When they graduated from nursing school, Tammy Hewlett and Jennifer DeMaris never dreamed they’d be working for a health insurance company. But after working with patients in direct care for a number of years, the opportunities at Blue Cross of Northeastern Pennsylvania turned out to be just what they were looking for.
“A lot of people, when they think of nurses, they generally think we work with patients everywhere we go. But I really don’t,” said Hewlett, senior coordinator in quality improvement. “I’m really behind the scenes.”
“There are standards that a health plan has to meet … from quality to access to how we connect with the member,” said Hewlett, of Clarks Summit. “So a lot of my job is making sure that Blue Cross meets those standards. I’m the watchdog for that.”
Hewlett’s department monitors the quality, safety and effectiveness of the care members receive. So doing research and helping develop initiatives to make sure patients are educated about their health are big parts of her job.
One quality measure Hewlett tracks is mammography.
“We want every woman 40 and over to have a mammogram,” she said. “We can see among our membership who has and who hasn’t had one, so we would encourage those women. Not only do we reach out to their providers, but we also reach out to the members and encourage them to have their screening.”
“So you’re the reason I got the ‘Happy Birthday. You’re 40. Don’t forget your mammogram!’ card,” DeMaris said to Hewlett jokingly during an interview last week at the Blue Cross offices on North Main Street in Wilkes-Barre.
While Hewlett deals more with data, DeMaris still works directly with patients — only over the phone instead of in person. As a senior nurse in Utilization Management, DeMaris, of Shickshinny, said she is in constant touch with plan members as they use medical services.
“If it’s an illness or accident or something traumatic that’s happened, we make sure that when they use their benefit, they’re in the best possible place, getting the most appropriate care and able to move on and access those wrap-around services such as rehab and home health,” DeMaris said.
For example, DeMaris said she recently worked with the family of a motorcycle crash victim who suffered traumatic injuries.

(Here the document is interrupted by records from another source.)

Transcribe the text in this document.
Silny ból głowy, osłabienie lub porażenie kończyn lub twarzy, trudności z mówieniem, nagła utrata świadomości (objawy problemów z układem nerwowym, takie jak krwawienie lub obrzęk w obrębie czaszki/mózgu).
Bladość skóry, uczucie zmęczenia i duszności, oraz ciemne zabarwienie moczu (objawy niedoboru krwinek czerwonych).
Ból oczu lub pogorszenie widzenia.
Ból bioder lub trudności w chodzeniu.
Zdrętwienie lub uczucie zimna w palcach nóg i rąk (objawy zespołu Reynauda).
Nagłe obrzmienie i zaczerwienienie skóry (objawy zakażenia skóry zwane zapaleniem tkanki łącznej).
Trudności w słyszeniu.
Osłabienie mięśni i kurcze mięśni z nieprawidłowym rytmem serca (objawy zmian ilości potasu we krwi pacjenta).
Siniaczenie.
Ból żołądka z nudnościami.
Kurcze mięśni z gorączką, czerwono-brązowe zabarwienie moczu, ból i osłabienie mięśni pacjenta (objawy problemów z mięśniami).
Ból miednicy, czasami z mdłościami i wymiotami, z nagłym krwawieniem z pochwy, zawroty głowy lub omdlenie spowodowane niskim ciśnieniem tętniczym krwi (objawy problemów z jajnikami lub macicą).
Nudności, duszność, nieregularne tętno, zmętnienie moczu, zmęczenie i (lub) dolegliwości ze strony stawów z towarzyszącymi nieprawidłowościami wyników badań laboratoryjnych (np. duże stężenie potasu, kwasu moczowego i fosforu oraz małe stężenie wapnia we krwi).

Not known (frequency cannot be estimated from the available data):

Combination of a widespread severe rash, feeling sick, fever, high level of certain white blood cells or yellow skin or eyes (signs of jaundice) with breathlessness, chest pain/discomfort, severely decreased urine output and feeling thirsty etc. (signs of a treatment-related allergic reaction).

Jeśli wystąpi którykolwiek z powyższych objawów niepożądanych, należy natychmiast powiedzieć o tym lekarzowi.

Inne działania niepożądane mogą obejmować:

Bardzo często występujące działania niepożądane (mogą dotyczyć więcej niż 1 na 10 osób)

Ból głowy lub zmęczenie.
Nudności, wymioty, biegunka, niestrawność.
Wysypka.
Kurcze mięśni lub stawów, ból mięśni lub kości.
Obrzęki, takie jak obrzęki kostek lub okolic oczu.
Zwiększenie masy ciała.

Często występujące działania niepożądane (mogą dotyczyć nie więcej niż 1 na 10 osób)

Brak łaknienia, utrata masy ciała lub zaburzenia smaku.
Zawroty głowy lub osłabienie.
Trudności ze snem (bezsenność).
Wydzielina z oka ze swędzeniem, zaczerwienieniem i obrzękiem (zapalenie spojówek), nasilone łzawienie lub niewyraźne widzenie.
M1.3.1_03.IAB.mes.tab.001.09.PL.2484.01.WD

The family initially wanted to send their loved one to a rehab facility they heard of in Philadelphia. But a Blue Cross nurse made the family aware of Allied Services in Wilkes-Barre and Scranton.
The family visited Allied and found it had services equivalent to the facility in Philadelphia, she said. The patient was treated there, and the family didn’t have to leave the area to visit and offer support.

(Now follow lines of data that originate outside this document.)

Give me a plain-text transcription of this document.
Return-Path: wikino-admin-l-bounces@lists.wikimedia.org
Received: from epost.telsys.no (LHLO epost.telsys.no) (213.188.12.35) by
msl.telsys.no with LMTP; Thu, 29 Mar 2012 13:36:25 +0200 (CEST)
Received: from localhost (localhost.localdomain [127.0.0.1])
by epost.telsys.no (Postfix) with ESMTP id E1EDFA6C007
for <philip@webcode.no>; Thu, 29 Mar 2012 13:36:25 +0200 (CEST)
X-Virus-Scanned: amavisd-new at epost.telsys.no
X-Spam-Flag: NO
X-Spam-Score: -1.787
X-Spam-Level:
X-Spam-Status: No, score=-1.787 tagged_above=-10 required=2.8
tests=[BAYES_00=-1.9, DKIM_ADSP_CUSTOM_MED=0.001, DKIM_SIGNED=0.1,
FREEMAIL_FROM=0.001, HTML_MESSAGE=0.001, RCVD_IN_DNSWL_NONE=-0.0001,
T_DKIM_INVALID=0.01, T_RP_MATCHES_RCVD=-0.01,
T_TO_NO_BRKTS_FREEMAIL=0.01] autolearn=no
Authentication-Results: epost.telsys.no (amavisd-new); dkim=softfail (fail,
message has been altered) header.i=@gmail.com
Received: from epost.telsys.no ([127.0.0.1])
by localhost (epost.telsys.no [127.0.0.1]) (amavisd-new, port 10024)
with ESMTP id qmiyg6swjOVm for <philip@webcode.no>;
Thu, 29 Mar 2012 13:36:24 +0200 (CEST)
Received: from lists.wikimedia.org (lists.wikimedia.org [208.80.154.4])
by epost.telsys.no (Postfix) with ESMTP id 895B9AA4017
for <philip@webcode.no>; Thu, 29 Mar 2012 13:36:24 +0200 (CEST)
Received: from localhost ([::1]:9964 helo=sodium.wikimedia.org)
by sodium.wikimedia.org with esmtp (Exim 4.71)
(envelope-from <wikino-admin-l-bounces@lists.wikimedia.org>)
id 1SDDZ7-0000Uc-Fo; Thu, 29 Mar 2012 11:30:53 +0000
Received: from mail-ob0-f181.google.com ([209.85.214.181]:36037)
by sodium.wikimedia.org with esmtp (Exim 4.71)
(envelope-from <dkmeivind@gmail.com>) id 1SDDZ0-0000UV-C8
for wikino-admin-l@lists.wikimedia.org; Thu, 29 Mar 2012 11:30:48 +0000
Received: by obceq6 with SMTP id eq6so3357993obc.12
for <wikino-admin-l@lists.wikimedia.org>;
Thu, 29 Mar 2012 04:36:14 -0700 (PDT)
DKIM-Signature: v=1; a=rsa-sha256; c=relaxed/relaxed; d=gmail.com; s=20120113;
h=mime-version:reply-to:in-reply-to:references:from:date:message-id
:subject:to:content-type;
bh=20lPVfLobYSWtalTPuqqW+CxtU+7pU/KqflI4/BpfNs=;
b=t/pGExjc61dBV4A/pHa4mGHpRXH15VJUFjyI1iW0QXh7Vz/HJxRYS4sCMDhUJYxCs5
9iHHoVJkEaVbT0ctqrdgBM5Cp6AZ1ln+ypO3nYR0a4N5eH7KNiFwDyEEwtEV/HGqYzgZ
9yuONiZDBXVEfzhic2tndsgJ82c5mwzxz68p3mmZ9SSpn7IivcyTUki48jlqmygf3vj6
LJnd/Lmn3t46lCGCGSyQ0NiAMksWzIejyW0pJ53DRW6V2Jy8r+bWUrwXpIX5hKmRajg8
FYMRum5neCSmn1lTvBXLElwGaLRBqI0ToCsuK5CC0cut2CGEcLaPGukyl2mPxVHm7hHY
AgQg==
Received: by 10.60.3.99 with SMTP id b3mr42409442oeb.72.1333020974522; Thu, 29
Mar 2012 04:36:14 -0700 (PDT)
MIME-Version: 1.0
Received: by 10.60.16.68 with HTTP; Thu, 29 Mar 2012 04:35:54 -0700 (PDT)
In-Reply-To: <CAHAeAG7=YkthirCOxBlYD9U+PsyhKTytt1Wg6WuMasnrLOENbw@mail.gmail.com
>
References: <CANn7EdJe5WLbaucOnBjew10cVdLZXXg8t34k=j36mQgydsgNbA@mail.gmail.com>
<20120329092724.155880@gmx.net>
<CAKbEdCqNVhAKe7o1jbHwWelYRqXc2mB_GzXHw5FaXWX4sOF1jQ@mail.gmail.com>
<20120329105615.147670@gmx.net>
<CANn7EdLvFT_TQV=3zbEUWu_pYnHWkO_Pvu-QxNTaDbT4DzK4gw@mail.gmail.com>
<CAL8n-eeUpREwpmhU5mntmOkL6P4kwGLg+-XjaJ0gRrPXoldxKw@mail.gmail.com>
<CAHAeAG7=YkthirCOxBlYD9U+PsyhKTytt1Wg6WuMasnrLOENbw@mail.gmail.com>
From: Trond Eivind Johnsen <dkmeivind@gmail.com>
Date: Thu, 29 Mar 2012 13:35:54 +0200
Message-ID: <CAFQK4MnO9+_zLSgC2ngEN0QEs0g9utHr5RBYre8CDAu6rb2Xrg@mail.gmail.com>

If a member had a hip replacement, he or she would need to find a rehabilitation center or skilled nursing unit.
“Who has the best infection rates? Who has the best outcomes? Most people don’t know that, but we do,” said DeMaris. “And that’s what we get to do. We make sure that when you use your benefit that you pay (insurance premiums) for and have that right to, that you are getting the best possible care, and that is helping you to achieve your best outcome. And it’s really exciting, it’s a great feeling.”
The women said nursing has a wide variety of opportunities for those entering the field.
Hewlett said she’s been a nurse for 25 years, doing many different types of nursing. Going to work for Blue Cross “was a welcome change at the time,” she said. “The nice thing about nursing is that it’s very diverse. You can come and go into different positions. We could certainly leave here today and go back to the clinical arena.”
“It’s all about finding the right niche,” DeMaris said. “I don’t know where else you can touch so many different people’s lives and make such a difference. It is an amazing opportunity.”
DeMaris, who started at Blue Cross a few months ago after working in a trauma unit, said she keeps a folder of thank-you notes and gifts she has received over the years from patients and their families.
“I only have one that says ‘Thank you for cracking my mom’s chest and doing cardiac compressions on her.’ But I have a whole box full of letters and trinkets: ‘Thank you for finding a phone so I could call my dad and wish him a happy birthday.’ ‘Thank you for washing mom’s hair on Mother’s Day when we came to visit.’ ‘Thank you for making the balloon animal out of a glove so my son wasn’t so scared when he came in to see me.’ It’s those kinds of things” (that help make the job rewarding,) DeMaris said.
“People don’t really recognize a lot of the things that you do,” she said, “but they recognize the care. And that’s what we get to do.”